If we're not fostering innovation in our businesses, chances are we won't be in business for the long haul.

Whether we innovate in products, services, customer service, manufacturing, operations, sales, marketing, etc. — innovation is essential to constantly keeping ahead of our competition and for keeping our businesses healthy.

Innovation expert, Stephen Shapiro, points out that innovation is an-going process that needs to be spliced into the DNA of our companies. Innovation is not a singular event or accomplishment.

And it doesn't matter how big or small your company is. Innovation is do-able for all. His book, Best Practices Are Stupid, offers some thought-provoking strategies about how to make innovation a repeatable, sustainable and profitable part of your firm's culture.

Innovative Business Ideas

Most people think innovative ideas only come from brainstorming. Shapiro is quick to point out that brainstorming is just one step in the innovation process. He says, "It just happens to be everyone's favorite." 

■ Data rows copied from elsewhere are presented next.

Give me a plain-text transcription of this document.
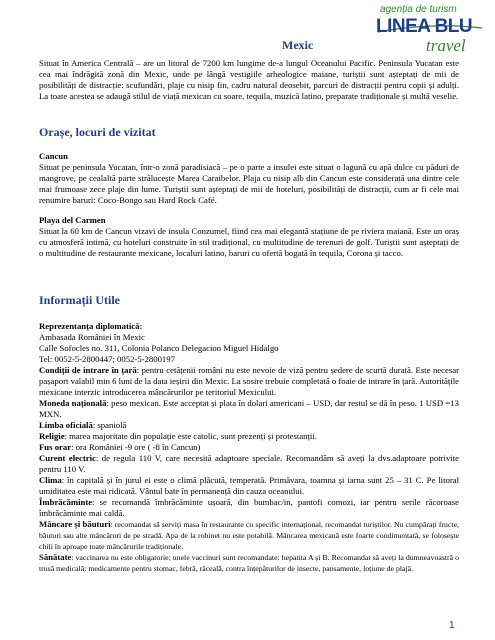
agenția de turism
LINEA BLU
travel
Mexic

Situat în America Centrală – are un litoral de 7200 km lungime de-a lungul Oceanului Pacific. Peninsula Yucatan este cea mai îndrăgită zonă din Mexic, unde pe lângă vestigiile arheologice maiane, turiștii sunt așteptați de mii de posibilități de distracție: scufundări, plaje cu nisip fin, cadru natural deosebit, parcuri de distracții pentru copii și adulți. La toate acestea se adaugă stilul de viață mexican cu soare, tequila, muzică latino, preparate tradiționale și multă veselie.

Orașe, locuri de vizitat

Cancun

Situat pe peninsula Yucatan, într-o zonă paradisiacă – pe o parte a insulei este situat o lagună cu apă dulce cu păduri de mangrove, pe cealaltă parte strălucește Marea Caraibelor. Plaja cu nisip alb din Cancun este considerată una dintre cele mai frumoase zece plaje din lume. Turiștii sunt așteptați de mii de hoteluri, posibilități de distracții, cum ar fi cele mai renumire baruri: Coco-Bongo sau Hard Rock Café.

Playa del Carmen

Situat la 60 km de Cancun vizavi de insula Conzumel, fiind cea mai elegantă stațiune de pe riviera maiană. Este un oraș cu atmosferă intimă, cu hoteluri construite în stil tradițional, cu multitudine de terenuri de golf. Turiștii sunt așteptați de o multitudine de restaurante mexicane, localuri latino, baruri cu ofertă bogată în tequila, Corona și tacco.

Informații Utile

Reprezentanța diplomatică:

Ambasada României în Mexic

Calle Sofocles no. 311, Colonia Polanco Delegacion Miguel Hidalgo

Tel: 0052-5-2800447; 0052-5-2800197

Condiții de intrare în țară: pentru cetățenii români nu este nevoie de viză pentru ședere de scurtă durată. Este necesar pașaport valabil min 6 luni de la data ieșirii din Mexic. La sosire trebuie completată o foaie de intrare în țară. Autoritățile mexicane interzic introducerea mâncărurilor pe teritoriul Mexicului.

Moneda națională: peso mexican. Este acceptat și plata în dolari americani – USD, dar restul se dă în peso. 1 USD =13 MXN.

Limba oficială: spaniolă

Religie: marea majoritate din populație este catolic, sunt prezenți și protestanții.

Fus orar: ora României -9 ore ( -8 în Cancun)

Curent electric: de regula 110 V, care necesită adaptoare speciale. Recomandăm să aveți la dvs.adaptoare potrivite pentru 110 V.

Clima: în capitală și în jurul ei este o climă plăcută, temperată. Primăvara, toamna și iarna sunt 25 – 31 C. Pe litoral umiditatea este mai ridicată. Vântul bate în permanență din cauza oceanului.

Îmbrăcăminte: se recomandă îmbrăcăminte ușoară, din bumbac/in, pantofi comozi, iar pentru serile răcoroase îmbrăcăminte mai caldă.

Mâncare și băuturi: recomandat să serviți masa în restaurante cu specific internațional, recomandat turiștilor. Nu cumpărați fructe, băuturi sau alte mâncăruri de pe stradă. Apa de la robinet nu este potabilă. Mâncarea mexicană este foarte condimentată, se folosește chili în aproape toate mâncărurile tradiționale.

Sănătate: vaccinarea nu este obligatorie; unele vaccinuri sunt recomandate: hepatita A și B. Recomandat să aveți la dumneavoastră o trusă medicală: medicamente pentru stomac, febră, răceală, contra înțepăturilor de insecte, pansamente, loțiune de plajă.

1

Why is that? Because most everyone has fun feeling creative by throwing ideas out on the table with no limits to the imagination and no judgment or criticism.

But is that effective? Are the best ideas really discovered in such an environment?

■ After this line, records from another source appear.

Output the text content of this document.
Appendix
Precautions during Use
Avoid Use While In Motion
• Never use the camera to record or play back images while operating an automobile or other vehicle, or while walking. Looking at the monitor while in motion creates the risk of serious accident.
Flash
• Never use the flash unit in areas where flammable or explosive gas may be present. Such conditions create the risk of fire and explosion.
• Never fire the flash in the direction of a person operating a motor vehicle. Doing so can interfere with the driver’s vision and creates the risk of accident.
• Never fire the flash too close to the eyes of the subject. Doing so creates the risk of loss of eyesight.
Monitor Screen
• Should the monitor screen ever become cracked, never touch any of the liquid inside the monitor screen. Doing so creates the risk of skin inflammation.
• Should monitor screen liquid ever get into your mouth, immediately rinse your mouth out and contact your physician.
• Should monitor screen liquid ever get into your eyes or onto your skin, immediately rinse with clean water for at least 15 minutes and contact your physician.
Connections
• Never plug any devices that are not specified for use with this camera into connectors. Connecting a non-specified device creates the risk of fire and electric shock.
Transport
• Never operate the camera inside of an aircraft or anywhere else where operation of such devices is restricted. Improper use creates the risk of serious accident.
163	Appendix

Shapiro argues that without the right "box" or framework to guide the brainstorming, the ideas quickly dry up. In fact, the clearer the framework, the better the ideas. And his experience in leading hundreds of companies and thousands of people through innovation processes backs that up.

Meanwhile Jonah Lehrer, author of Imagine: How Creativity Works, in a New Yorker article tells us that brainstorming is useless without criticism and debate. He cites several research studies (Yale University, Kellogg School of Management, UC Berkeley, among others) that refute Alex Osborn's (BBDO's founding partner) premise that an absence of criticism and negative feedback would foster more ideas.

If anything, it is through the process of debate and critique, and the participants' widely varying backgrounds that the most and best ideas come to light. Certainly Pixar and Apple can attest to this. These companies' cultures are famous for hiring employees with unusual backgrounds who constantly confront, challenge, and debate all ideas brought forward, refining and honing them until what emerges is nothing less than movies, products, and services that (for the most part) exceed their customers' and market expectations.

Then there's Susan Cain, author of Quiet, whose investigative research shows how forced collaboration actually deters innovation. Her book sheds light on how introverts are often overlooked and left out in the more extroverted business culture of the U.S. — much to our collective detriment.

She's discovered that better and more profitable ideas emerge when individuals come up with ideas on their own and then share them in a environment that encourages debate and criticism. That 33% to 50% of the population is filled with introverts who excel at coming up with great ideas in solitude. And when not overpowered by extroverts (who tend to talk more than they listen), introverts add to the richness of the crucial debate and critique phase of innovation.  

Key Takeaways for Creating An Innovation Culture  

- Innovation is a process, not a destination.

- Provide a framework when you solicit ideas. You will get more, and stronger, ideas.

- Get your extroverts to come up with their own ideas by themselves — then pool your introverts' ideas with your extroverts'. 

- Have them all argue, arm-wrestle, debate, and critique the ideas in the pool and the new ones that emerge. Manage the process so your introverts get sufficient air time to contribute. You'll discover the best, and most profitable ideas as a result.